Alex Zhavoronkov: Of course, you can not talk about Saudi Arabia and Hevolution since these are clients but I was one of the key opinion leaders interviewed for this project in 2019, and BCG was clearly involved. Why is longevity biotechnology so important for any emerging economy and do you think other countries should prioritize longevity in a similar way?

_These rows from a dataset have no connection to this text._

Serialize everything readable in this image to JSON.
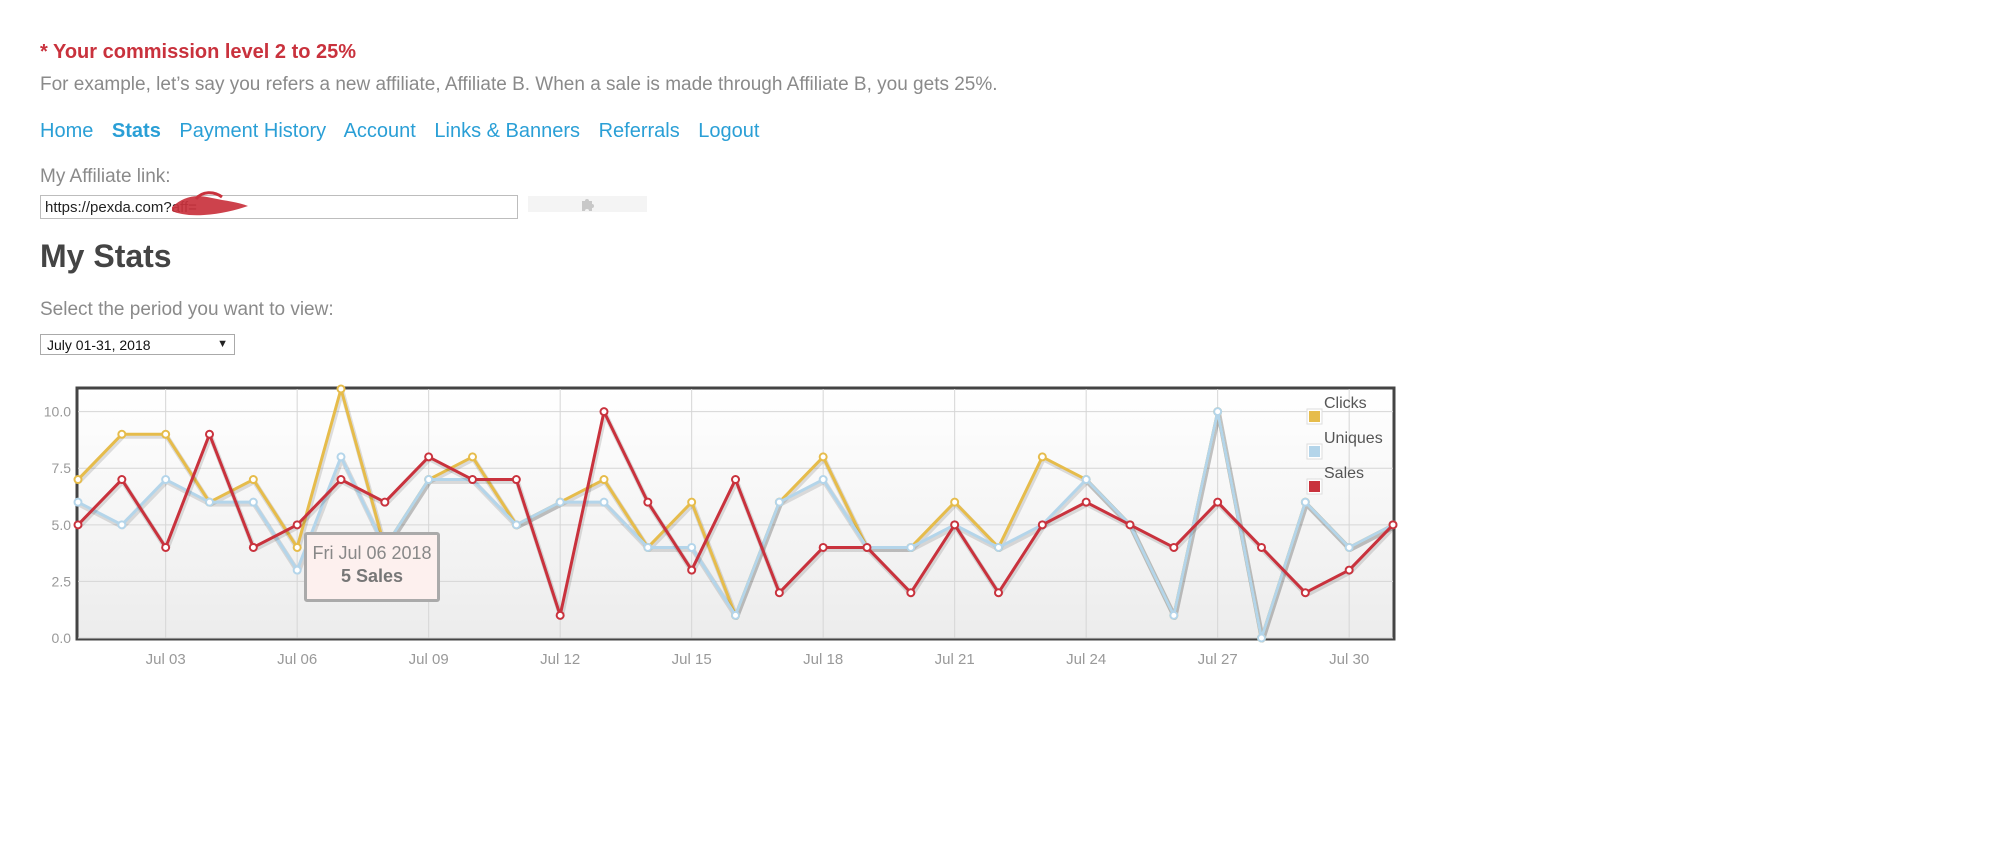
{
  "commission": {
    "heading": "* Your commission level 2 to 25%",
    "example": "For example, let’s say you refers a new affiliate, Affiliate B. When a sale is made through Affiliate B, you gets 25%."
  },
  "nav": {
    "items": [
      {
        "label": "Home",
        "active": false
      },
      {
        "label": "Stats",
        "active": true
      },
      {
        "label": "Payment History",
        "active": false
      },
      {
        "label": "Account",
        "active": false
      },
      {
        "label": "Links & Banners",
        "active": false
      },
      {
        "label": "Referrals",
        "active": false
      },
      {
        "label": "Logout",
        "active": false
      }
    ]
  },
  "affiliate": {
    "label": "My Affiliate link:",
    "link_value": "https://pexda.com?aff=",
    "copy_icon": "puzzle-icon",
    "redaction_color": "#c9323d"
  },
  "stats": {
    "title": "My Stats",
    "period_label": "Select the period you want to view:",
    "period_selected": "July 01-31, 2018"
  },
  "tooltip": {
    "date": "Fri Jul 06 2018",
    "value": "5 Sales"
  },
  "chart_data": {
    "type": "line",
    "x": [
      "Jul 01",
      "Jul 02",
      "Jul 03",
      "Jul 04",
      "Jul 05",
      "Jul 06",
      "Jul 07",
      "Jul 08",
      "Jul 09",
      "Jul 10",
      "Jul 11",
      "Jul 12",
      "Jul 13",
      "Jul 14",
      "Jul 15",
      "Jul 16",
      "Jul 17",
      "Jul 18",
      "Jul 19",
      "Jul 20",
      "Jul 21",
      "Jul 22",
      "Jul 23",
      "Jul 24",
      "Jul 25",
      "Jul 26",
      "Jul 27",
      "Jul 28",
      "Jul 29",
      "Jul 30",
      "Jul 31"
    ],
    "x_tick_labels": [
      "Jul 03",
      "Jul 06",
      "Jul 09",
      "Jul 12",
      "Jul 15",
      "Jul 18",
      "Jul 21",
      "Jul 24",
      "Jul 27",
      "Jul 30"
    ],
    "y_tick_labels": [
      "0.0",
      "2.5",
      "5.0",
      "7.5",
      "10.0"
    ],
    "ylim": [
      0,
      11
    ],
    "grid": true,
    "legend_placement": "top-right",
    "series": [
      {
        "name": "Clicks",
        "color": "#e6bc4b",
        "values": [
          7,
          9,
          9,
          6,
          7,
          4,
          11,
          4,
          7,
          8,
          5,
          6,
          7,
          4,
          6,
          1,
          6,
          8,
          4,
          4,
          6,
          4,
          8,
          7,
          5,
          1,
          10,
          0,
          6,
          4,
          5
        ]
      },
      {
        "name": "Uniques",
        "color": "#b4d5ea",
        "values": [
          6,
          5,
          7,
          6,
          6,
          3,
          8,
          4,
          7,
          7,
          5,
          6,
          6,
          4,
          4,
          1,
          6,
          7,
          4,
          4,
          5,
          4,
          5,
          7,
          5,
          1,
          10,
          0,
          6,
          4,
          5
        ]
      },
      {
        "name": "Sales",
        "color": "#c9323d",
        "values": [
          5,
          7,
          4,
          9,
          4,
          5,
          7,
          6,
          8,
          7,
          7,
          1,
          10,
          6,
          3,
          7,
          2,
          4,
          4,
          2,
          5,
          2,
          5,
          6,
          5,
          4,
          6,
          4,
          2,
          3,
          5
        ]
      }
    ]
  }
}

Dr. Michael Ringel:I can’t give opinions on specific companies or foundations and would refer you to their leadership for questions about them. But as to the general point of why this matters all over the world, in developed and emerging economies, it is because it has the promise of being such a powerful way to improve human health. We’ve seen that just throwing more money at the current healthcare system has not improved lifespan or healthspan, and we even have had retrograde motion in some areas, with lifespans declining. In part, that is due to the growing burden of metabolic disorders like diabetes. What we need is a better way, more focused on prevention… an ounce of prevention is worth a pound of cure. And that’s where longevity biology is critical. It is, at heart, a preventative approach. And the core pathways are the very same ones that are implicated in the metabolic disorders that are a growing issue all over the world.
Alex Zhavoronkov: What is your advice to the young entrepreneurs in this nascent longevity biotechnology industry?
Dr. Michael Ringel: There’s a lot that you need to do as an entrepreneur– you need to figure out funding, build a team, set up operations, choose your preclinical and development plans, develop partnerships, and a million other things… I’m always incredibly impressed by how much thesel young entrepreneurs can accomplish, juggling all these things at once. But the sine qua non, the thing you cannot do without in biotech, is good science. All the rest of the work is built on the foundation of a good idea, a new way to help people. So my advice is make sure you’re investing your time and energy getting as deep into the science as you can.
Alex Zhavoronkov: Finally, how did you like the ARDD conference, what were your major takeaways, and will you come again next year?
Dr. Michael Ringel: To me ARDD is a unique conference in longevity, bringing a heavyweight mix of the most impressive scientists in the field together with the most promising start-ups and a great set of investors. For anyone already in the field, it is the place to be, and for anyone looking to learn more, I cannot think of a better place to get a crash course. Particularly the large pharmaceutical companies would benefit by bolstering their attendance to get deeper into this field.
Michael Ringel, PhD, JD, is Boston Consulting Group’s global leader for innovation analytics and research and product development, and is a core member of the firm’s Corporate Finance & Strategy practice. Michael is a frequent contributor to industry journals, including Nature Reviews Drug Discovery, and has coauthored numerous BCG reports on innovation, R&D, and corporate strategy. He received a BA in biology from Princeton, a PhD in biology from Imperial College London, and a JD from Harvard Law School.